This just out: adding to the TBR pile

I know, right? Like we don’t all have enough books stacked up to keep us going for the next ten years. Even so, some books are just too tempting to pass up.

In particular, I see a fourth MAGIC THIEF book has hit the shelves.

Magic Thief

Sarah Prineas is either more reticent about tweeting new releases every hour on the hour than some authors, or else I happened to miss her tweets, because I found this out via Brandy’s comments on Twitter. Here’s her review. Sounds like the book is a treat! I really enjoyed the first three Magic Thief books and look forward to reading this one. I got it in paper because I have the others in paper, so it hasn’t actually *arrived* yet, but it’s on its way.

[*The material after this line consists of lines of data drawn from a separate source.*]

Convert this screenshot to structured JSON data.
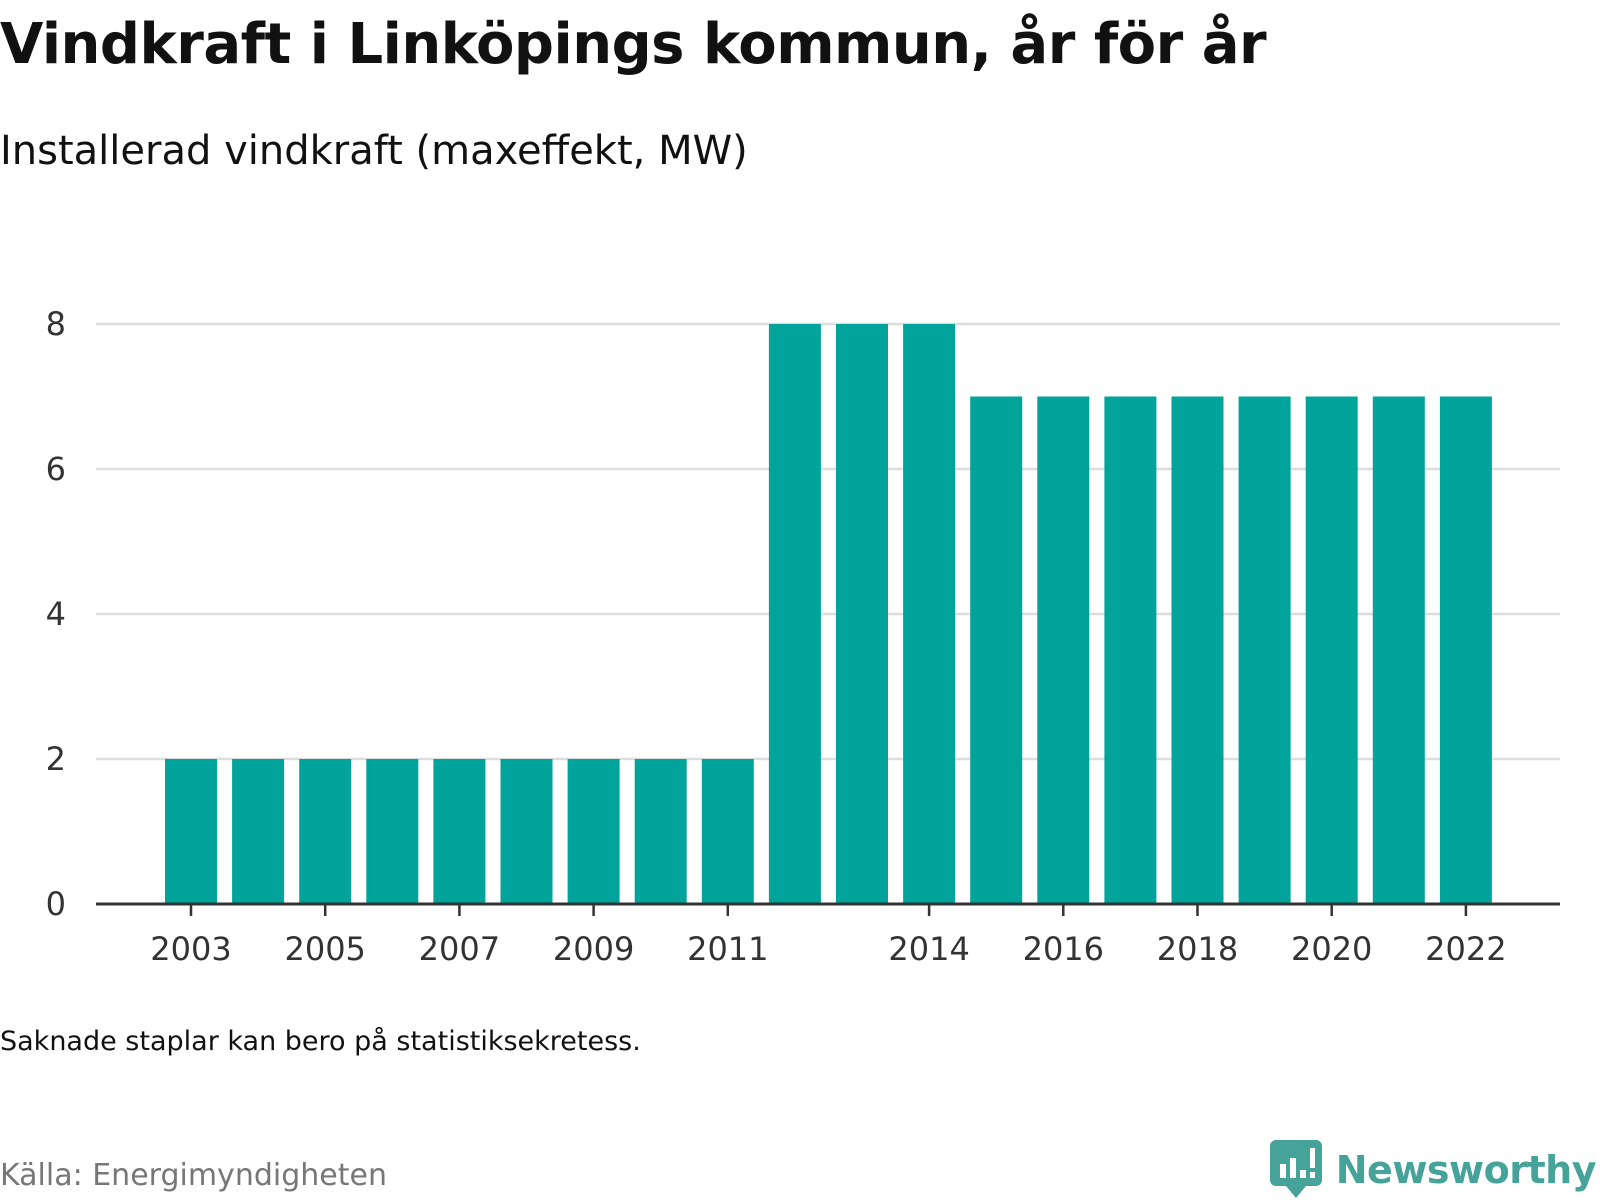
{
  "title": "Vindkraft i Linköpings kommun, år för år",
  "subtitle": "Installerad vindkraft (maxeffekt, MW)",
  "note": "Saknade staplar kan bero på statistiksekretess.",
  "source": "Källa: Energimyndigheten",
  "brand": {
    "name": "Newsworthy",
    "icon": "newsworthy-logo-icon",
    "color": "#45a39a"
  },
  "colors": {
    "bar": "#00a49a",
    "grid": "#dddddd",
    "axis": "#333333"
  },
  "chart_data": {
    "type": "bar",
    "categories": [
      "2003",
      "2004",
      "2005",
      "2006",
      "2007",
      "2008",
      "2009",
      "2010",
      "2011",
      "2012",
      "2013",
      "2014",
      "2015",
      "2016",
      "2017",
      "2018",
      "2019",
      "2020",
      "2021",
      "2022"
    ],
    "values": [
      2,
      2,
      2,
      2,
      2,
      2,
      2,
      2,
      2,
      8,
      8,
      8,
      7,
      7,
      7,
      7,
      7,
      7,
      7,
      7
    ],
    "x_tick_labels": [
      "2003",
      "2005",
      "2007",
      "2009",
      "2011",
      "2014",
      "2016",
      "2018",
      "2020",
      "2022"
    ],
    "y_ticks": [
      0,
      2,
      4,
      6,
      8
    ],
    "ylim": [
      0,
      8
    ],
    "grid": true,
    "legend": false,
    "title": "Vindkraft i Linköpings kommun, år för år",
    "subtitle": "Installerad vindkraft (maxeffekt, MW)",
    "xlabel": "",
    "ylabel": ""
  }
}
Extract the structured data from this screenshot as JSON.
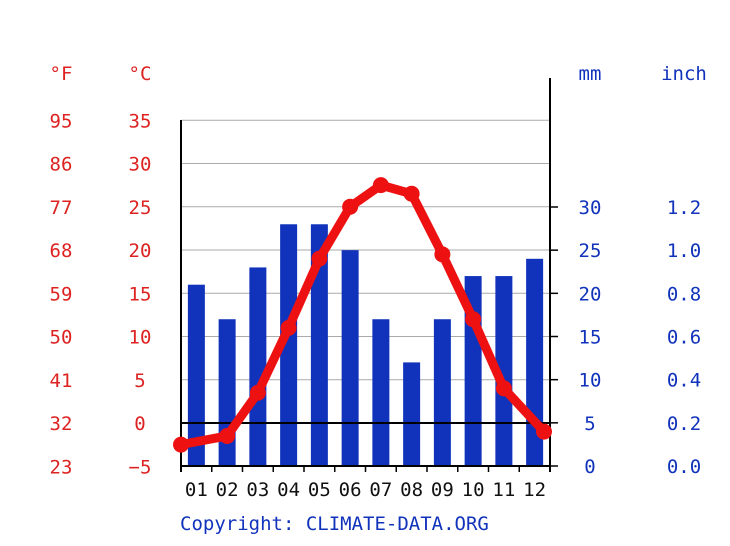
{
  "chart_data": {
    "type": "bar+line",
    "categories": [
      "01",
      "02",
      "03",
      "04",
      "05",
      "06",
      "07",
      "08",
      "09",
      "10",
      "11",
      "12"
    ],
    "series": [
      {
        "axis": "precipitation",
        "unit": "mm",
        "color": "#1133bb",
        "values": [
          21,
          17,
          23,
          28,
          28,
          25,
          17,
          12,
          17,
          22,
          22,
          24
        ]
      },
      {
        "axis": "temperature",
        "unit": "°C",
        "color": "#ee1111",
        "values": [
          -2.5,
          -1.5,
          3.5,
          11,
          19,
          25,
          27.5,
          26.5,
          19.5,
          12,
          4,
          -1
        ]
      }
    ],
    "axes": {
      "fahrenheit": {
        "label": "°F",
        "ticks": [
          "95",
          "86",
          "77",
          "68",
          "59",
          "50",
          "41",
          "32",
          "23"
        ]
      },
      "celsius": {
        "label": "°C",
        "ticks": [
          "35",
          "30",
          "25",
          "20",
          "15",
          "10",
          "5",
          "0",
          "−5"
        ],
        "ylim": [
          -5,
          35
        ]
      },
      "mm": {
        "label": "mm",
        "ticks": [
          "30",
          "25",
          "20",
          "15",
          "10",
          "5",
          "0"
        ],
        "ylim": [
          0,
          30
        ]
      },
      "inch": {
        "label": "inch",
        "ticks": [
          "1.2",
          "1.0",
          "0.8",
          "0.6",
          "0.4",
          "0.2",
          "0.0"
        ]
      }
    },
    "grid": true,
    "copyright": "Copyright: CLIMATE-DATA.ORG"
  }
}
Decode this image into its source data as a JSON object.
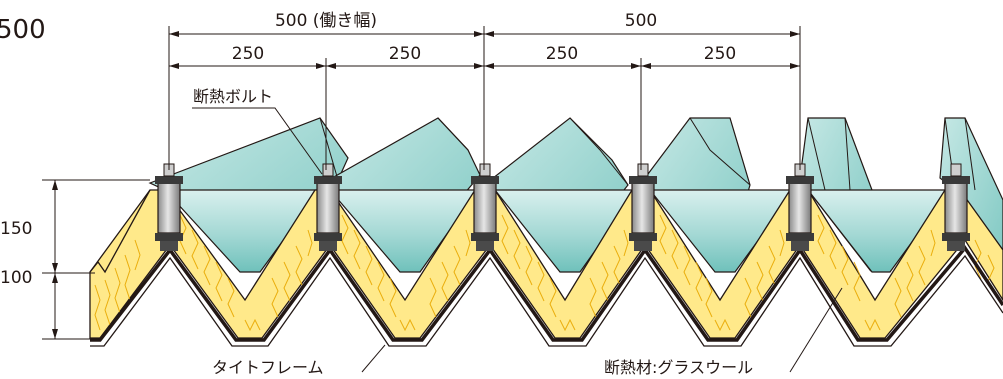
{
  "heading": "500",
  "dimensions": {
    "work_width": "500 (働き幅)",
    "span_right": "500",
    "half_1": "250",
    "half_2": "250",
    "half_3": "250",
    "half_4": "250",
    "height_upper": "150",
    "height_lower": "100"
  },
  "labels": {
    "bolt": "断熱ボルト",
    "frame": "タイトフレーム",
    "insulation": "断熱材:グラスウール"
  },
  "colors": {
    "roof_panel": "#9fd6d2",
    "roof_panel_dark": "#5fb5b0",
    "insulation": "#ffe98a",
    "insulation_fiber": "#e8a800",
    "bolt_body": "#b8b8b8",
    "line": "#231815"
  }
}
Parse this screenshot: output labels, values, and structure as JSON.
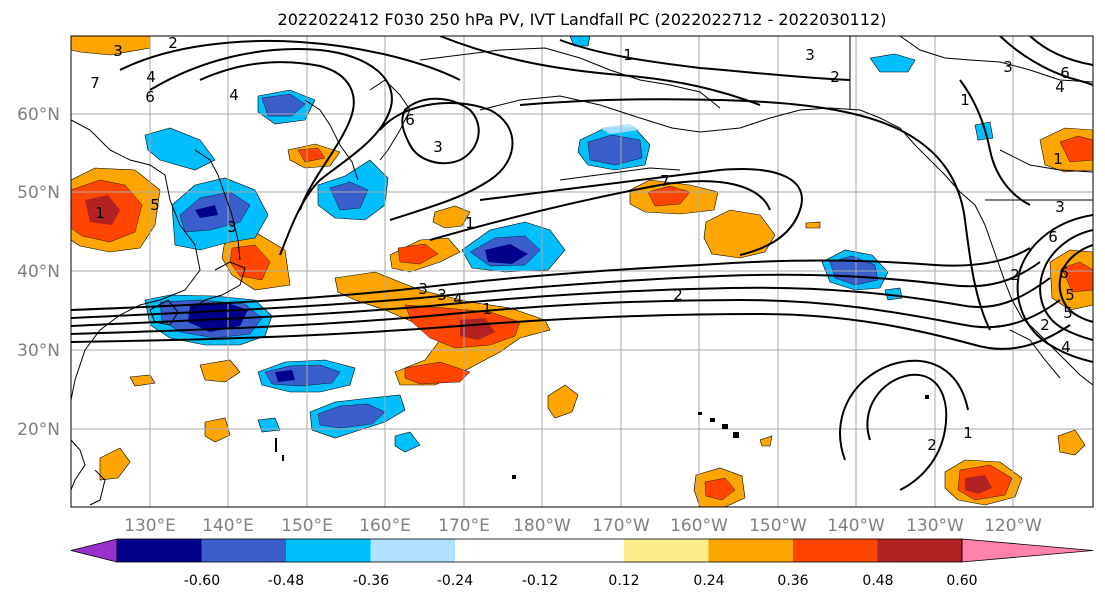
{
  "title": "2022022412 F030 250 hPa PV, IVT Landfall PC (2022022712 - 2022030112)",
  "lat_labels": [
    "60°N",
    "50°N",
    "40°N",
    "30°N",
    "20°N"
  ],
  "lon_labels": [
    "130°E",
    "140°E",
    "150°E",
    "160°E",
    "170°E",
    "180°W",
    "170°W",
    "160°W",
    "150°W",
    "140°W",
    "130°W",
    "120°W"
  ],
  "colorbar": {
    "colors": [
      "#9932cc",
      "#00008b",
      "#3a5fcd",
      "#00bfff",
      "#b0e2ff",
      "#ffffff",
      "#ffffff",
      "#ffec8b",
      "#ffa500",
      "#ff4500",
      "#b22222",
      "#ff82ab"
    ],
    "tick_labels": [
      "-0.60",
      "-0.48",
      "-0.36",
      "-0.24",
      "-0.12",
      "0.12",
      "0.24",
      "0.36",
      "0.48",
      "0.60"
    ]
  },
  "contour_labels": [
    "3",
    "2",
    "7",
    "6",
    "4",
    "5",
    "1",
    "3",
    "4",
    "3",
    "6",
    "1",
    "3",
    "4",
    "3",
    "1",
    "1",
    "6",
    "4",
    "3",
    "1",
    "2",
    "3",
    "2",
    "1",
    "2",
    "7",
    "5",
    "4",
    "6",
    "6",
    "5",
    "3",
    "2",
    "2",
    "1"
  ]
}
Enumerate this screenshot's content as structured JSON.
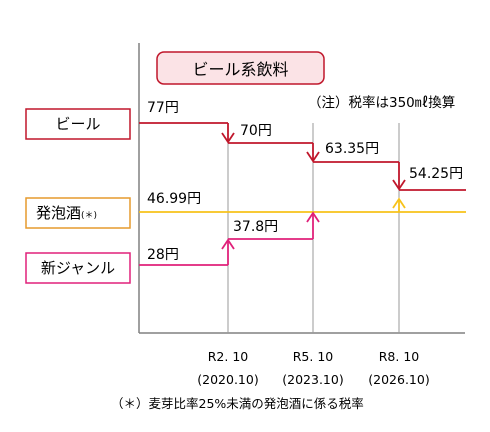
{
  "chart_data": {
    "type": "line",
    "title": "ビール系飲料",
    "note": "（注）税率は350㎖換算",
    "footnote": "（＊）麦芽比率25%未満の発泡酒に係る税率",
    "x_ticks": [
      {
        "label": "R2. 10",
        "sub": "(2020.10)"
      },
      {
        "label": "R5. 10",
        "sub": "(2023.10)"
      },
      {
        "label": "R8. 10",
        "sub": "(2026.10)"
      }
    ],
    "series": [
      {
        "name": "ビール",
        "color": "#c0172b",
        "values": [
          77,
          70,
          63.35,
          54.25
        ],
        "labels": [
          "77円",
          "70円",
          "63.35円",
          "54.25円"
        ]
      },
      {
        "name": "発泡酒",
        "name_suffix": "(＊)",
        "color": "#f7c21a",
        "values": [
          46.99,
          46.99,
          46.99,
          46.99
        ],
        "labels": [
          "46.99円"
        ]
      },
      {
        "name": "新ジャンル",
        "color": "#e0217a",
        "values": [
          28,
          37.8,
          46.99,
          46.99
        ],
        "labels": [
          "28円",
          "37.8円"
        ]
      }
    ],
    "ylim": [
      20,
      80
    ],
    "axis_color": "#808080",
    "grid_color": "#9a9a9a",
    "title_box_fill": "#fbe3e6",
    "title_box_border": "#c0172b",
    "happoshu_box_border": "#e69a2d"
  }
}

Okay, and this has been out for days and days:

Raksura

Very exciting! Because I’m already familiar with the world and the characters, I will be able to read this while working on the KEHERA revision, so I will get to this soon. At the moment I am still working my way through Lindsay Buroker’s REPUBLIC, so it will be days before I get to STORIES OF THE RAKSURA. But I have been waiting for these!

Also, how about this?

Rondo

I got this one because Smith’s comments about this title at Goodreads made it sound really interesting! I’m finding it hard to excerpt a tidbit from her comments that makes sense, so what the heck, here is the whole thing:

The impetus behind this story was to novelize the delightful journals of Betsey Wynne (with entries by two of her sisters), which I reread every few years. She had such a fascinating life, which began as a young girl in France as her restless dad used his fortune to extend his Grand Tour for his entire life. Betsey and her sisters learned from an early age to speak English, French, German, and Italian.

When the French Revolution occurred, they were near the French border, desperate for news from Paris—and when their dad decided to get away from the spreading Terror, unfortunately he had no idea that the French army would soon be overtaking them. They ended up in Naples, which had its own problems. But Betsey escaped the worst of them by marrying, as a teenager, the older Thomas Fremantle, one of Nelson’s captains. Her marriage was personally arranged by the fascinating, and infamous, Emma Hamilton, lover of Lord Nelson.

For a time Betsey sailed with the fleet, but that journal is lost; he soon landed her in England, where she and her sisters set about having a life (she had nine children) as Fremantle sailed cruise after cruise.

The problem, I discovered, was that though Betsey lived at the edge of great events, she was never a part of them. Her life was filled with small events, of great interest to her, of course. The letters between husband and wife demonstrated a strong marriage, in spite of her young age as a bride, and their many separations. Young as she was, she managed his estate quite successfully, as well as looking out for her sisters.

Her life was rich and full, but dramatic in a novelistic sense, it was not. One morning I woke up thinking about what would happen to a girl who had been a friend of hers, one caught in a situation where she was summarily married off, as happened to so very many girls of that time.

The idea of a girl caught by the tides of war, who had no sense of home, living on the edge of several cultures, was the next step. I had already done a ton of reading about life in Paris during the Revolutionary years for Revenant Eve, and when I chanced on a book about women writing opera during that turbulent time, suddenly everything was in place.

I knew the naval action at Trafalgar had to be a part of it, as Thomas Fremantle was there—his letter makes absorbing reading—though as the storyline developed, Betsey and Fremantle faded into the distance. The story was already getting too lengthy, because everybody wanted a voice: servants, dancers, chasseurs, midshipman, the French and Spaniards also at that battle—all the people who never get biographies written about them. Act three must then reflect how a couple of outsiders went about building a marriage, and defining love, duty, and family.

Okay, and on the shelves for any practical purpose (actually out next week):

Sun

I LOVED Nelson’s debut, THE SKY IS EVERYWHERE. In fact, I loved it so much I am a bit wary of this new title. What if I don’t like it? What if my expectations are too high? Nevertheless, I will have to try it eventually. Well, the early reviews at Goodreads look promising.

Despite the boring cover. Sorry, but for me, that cover isn’t doing the book any favors.